Hester Hockin-Boyers (PhD student in Department of Sport and Exercise Sciences & Department of Sociology), Dr. Stacey Pope (Department of Sport and Exercise Sciences) and Dr. Kimberly Jamie from our Department of Sociology discuss the impact of social media on women’s mental health.
Social media plays a big role in modern life. One recent survey found that the average UK adult spends 102 minutes daily on social media platforms such as Facebook, Twitter and Instagram. However, in academic and popular discourse, social media use is understood to have negative consequences for body image and self-esteem, particularly among women and young people.
Body image research in this area has explored the impact of thinspiration (images that promote the thin ideal) and fitspiration (images that promote the fit ideal) content on women’s wellbeing and has found links between viewing these images and greater body dissatisfaction and negative mood. As a result, women are often encouraged to limit their ‘exposure’ to social media in order to protect their mental health. However, little work has considered the agency individuals possess to curate their social media feed through everyday acts (such as following/unfollowing/muting).
In our recently published research, we examined how a group who are perceived as particularly vulnerable to the negative effects of social media (female weightlifters in recovery from eating disorders) navigate digital environments. Based on a host of intensive interviews, we found that most women reported to regularly observe thin ideal and pro-eating disorder content online when suffering from an eating disorder, as well as fitspiration imagery when recovering through weightlifting. However, contrary to previous research which views women as ‘vulnerable’ to this kind of social media messaging, our study found that women develop experience-informed strategies to sift through harmful online content and create healthy digital environments.
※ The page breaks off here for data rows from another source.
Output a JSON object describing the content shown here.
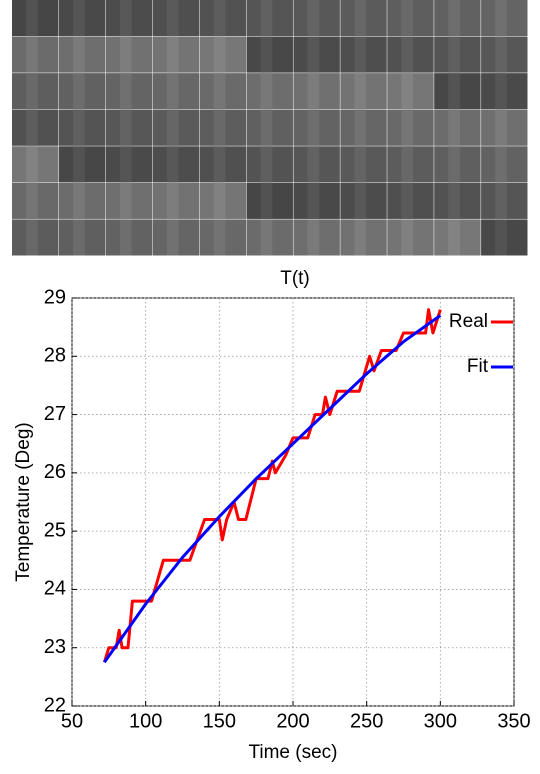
{
  "chart_data": {
    "type": "line",
    "title": "T(t)",
    "x_label": "Time (sec)",
    "y_label": "Temperature (Deg)",
    "xlim": [
      50,
      350
    ],
    "xticks": [
      50,
      100,
      150,
      200,
      250,
      300,
      350
    ],
    "ylim": [
      22,
      29
    ],
    "yticks": [
      22,
      23,
      24,
      25,
      26,
      27,
      28,
      29
    ],
    "grid": true,
    "legend": "upper right",
    "series": [
      {
        "name": "Real",
        "color": "#ff0000",
        "x": [
          72,
          75,
          80,
          82,
          84,
          88,
          91,
          104,
          112,
          130,
          140,
          150,
          152,
          155,
          160,
          163,
          168,
          175,
          183,
          186,
          188,
          195,
          200,
          210,
          215,
          220,
          222,
          225,
          230,
          245,
          252,
          255,
          260,
          270,
          275,
          290,
          292,
          295,
          300
        ],
        "values": [
          22.75,
          23.0,
          23.0,
          23.3,
          23.0,
          23.0,
          23.8,
          23.8,
          24.5,
          24.5,
          25.2,
          25.2,
          24.85,
          25.2,
          25.5,
          25.2,
          25.2,
          25.9,
          25.9,
          26.2,
          26.0,
          26.3,
          26.6,
          26.6,
          27.0,
          27.0,
          27.3,
          27.0,
          27.4,
          27.4,
          28.0,
          27.75,
          28.1,
          28.1,
          28.4,
          28.4,
          28.8,
          28.4,
          28.8
        ]
      },
      {
        "name": "Fit",
        "color": "#0000ff",
        "x": [
          72,
          100,
          125,
          150,
          175,
          200,
          225,
          250,
          275,
          300
        ],
        "values": [
          22.75,
          23.75,
          24.55,
          25.25,
          25.9,
          26.5,
          27.1,
          27.7,
          28.25,
          28.7
        ]
      }
    ]
  }
}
The women interviewed spoke about taking personal responsibility for the content they follow and the messages they absorb. We coined the term ‘digital pruning’ to capture this process of unfollowing unhelpful or triggering content in the interests of wellbeing. Importantly, this is a long-term process which requires diligence and consistent upkeep.
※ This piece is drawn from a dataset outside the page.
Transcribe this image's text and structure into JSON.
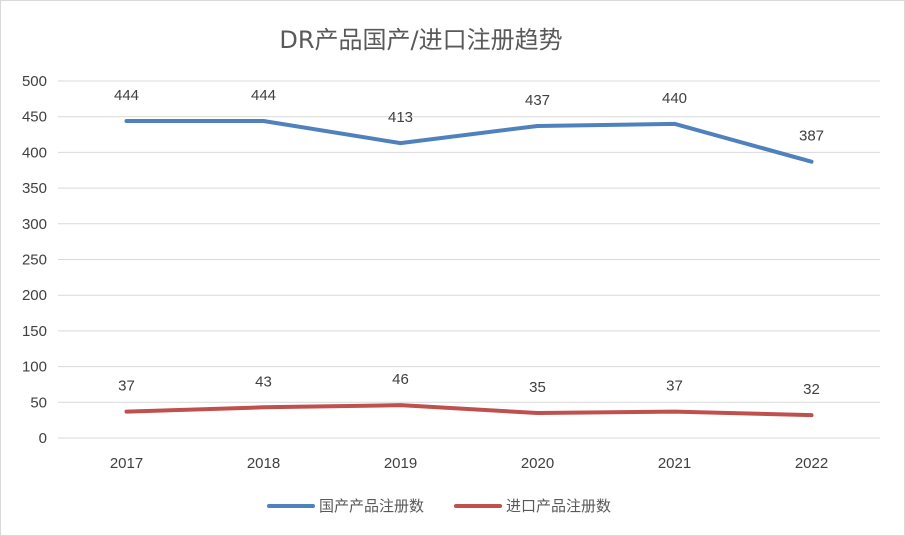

To fully illustrate this metaphor- in order to cultivate a beautiful and healthy garden, one must regularly ‘weed out’ what does not serve this overall project. In the words of one participant in our study,
“Instagram is your personal magazine, and you curate your own magazine. And I try and do that with it. So I try and make sure that it’s, like, a healthy place for me to be, instead of somewhere where there’s like loads of people calorie counting and being like, “this is what’s in my food” or “this is my 4 hour workout”.
The language of digital pruning is also regularly observable within wellness spaces on social media, as users encourage their followers to ‘delete accounts that don’t nourish you’. In this way, digital pruning is framed as an act of self-care, and is advocated for alongside other strategies reported to improve wellbeing such as regular exercise and time in nature.
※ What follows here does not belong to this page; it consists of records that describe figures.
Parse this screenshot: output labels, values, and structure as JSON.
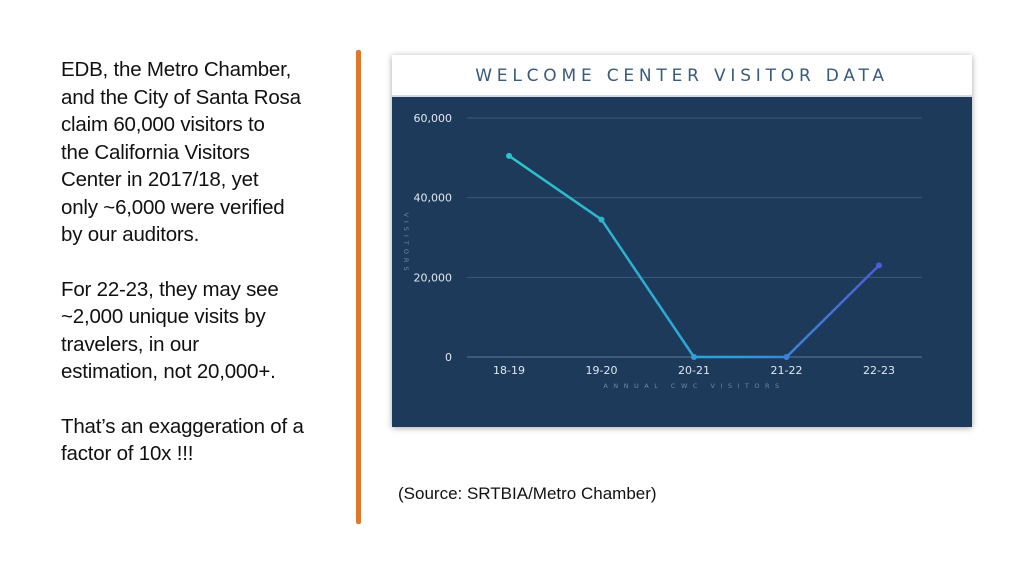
{
  "left_text": {
    "paragraph1": "EDB, the Metro Chamber,\nand the City of Santa Rosa\nclaim 60,000 visitors to\nthe California Visitors\nCenter in 2017/18, yet\nonly ~6,000 were verified\nby our auditors.",
    "paragraph2": " For 22-23, they may see\n~2,000 unique visits by\ntravelers, in our\nestimation, not 20,000+.",
    "paragraph3": "That’s an exaggeration of a\nfactor of 10x !!!"
  },
  "source": "(Source: SRTBIA/Metro Chamber)",
  "colors": {
    "divider": "#e0782a",
    "chart_background": "#1e3a5a",
    "line_start": "#2bc5c8",
    "line_end": "#4b5fd6"
  },
  "chart_data": {
    "type": "line",
    "title": "WELCOME CENTER VISITOR DATA",
    "xlabel": "ANNUAL CWC VISITORS",
    "ylabel": "VISITORS",
    "categories": [
      "18-19",
      "19-20",
      "20-21",
      "21-22",
      "22-23"
    ],
    "series": [
      {
        "values": [
          50500,
          34500,
          0,
          0,
          23000
        ]
      }
    ],
    "ylim": [
      0,
      60000
    ],
    "yticks": [
      0,
      20000,
      40000,
      60000
    ],
    "ytick_labels": [
      "0",
      "20,000",
      "40,000",
      "60,000"
    ],
    "grid": true
  }
}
Content regulation on social media: whose responsibility?
The concept of digital pruning, we believe, opens up an interesting discussion for thinking about who is expected to take responsibility for harmful or triggering content online.
Digital pruning is labour-intensive; it requires self-knowledge and an awareness of one’s personal triggers. However, women do not necessarily all have equal access to the skills or emotional energy that are required to successfully engage in digital pruning as a practice. In this way, while the women in this study effectively managed their social media feeds, this may not be possible for all populations.
To combat inequalities in people’s ability to critically engage with online content, body image researchers have done a great deal of work around developing media-literacy interventions. These interventions aim to protect ‘at risk’ groups (such as young women) from harmful media-effects by equipping them with the knowledge and skills to assess, analyse and create content online. However, the idea that we need to make women more resilient to harmful media content surely absolves platforms, advertisers, and those with the greatest influence from accountability.
In many ways, digital pruning and the underlying emphasis on personal choice, may be preventing us from taking collective action to make online environments safer. By digital pruning, users are ‘looking out for themselves’ instead of challenging harmful or sexist messaging as and when they encounter it. As a result, some of the more problematic content on social media (for example, the promotion of diet culture) may continue to grow.
What our research makes clear is that we need to move away from stereotypes of women as passive victims of social media. Our findings show that some women are taking personal responsibility for what they consume and produce on online and are successfully creating healthy and supportive social media feeds as a result. However, there is also an urgent need for more communally minded approaches to making online spaces safe, such as embedding feminist principles within content regulation policy.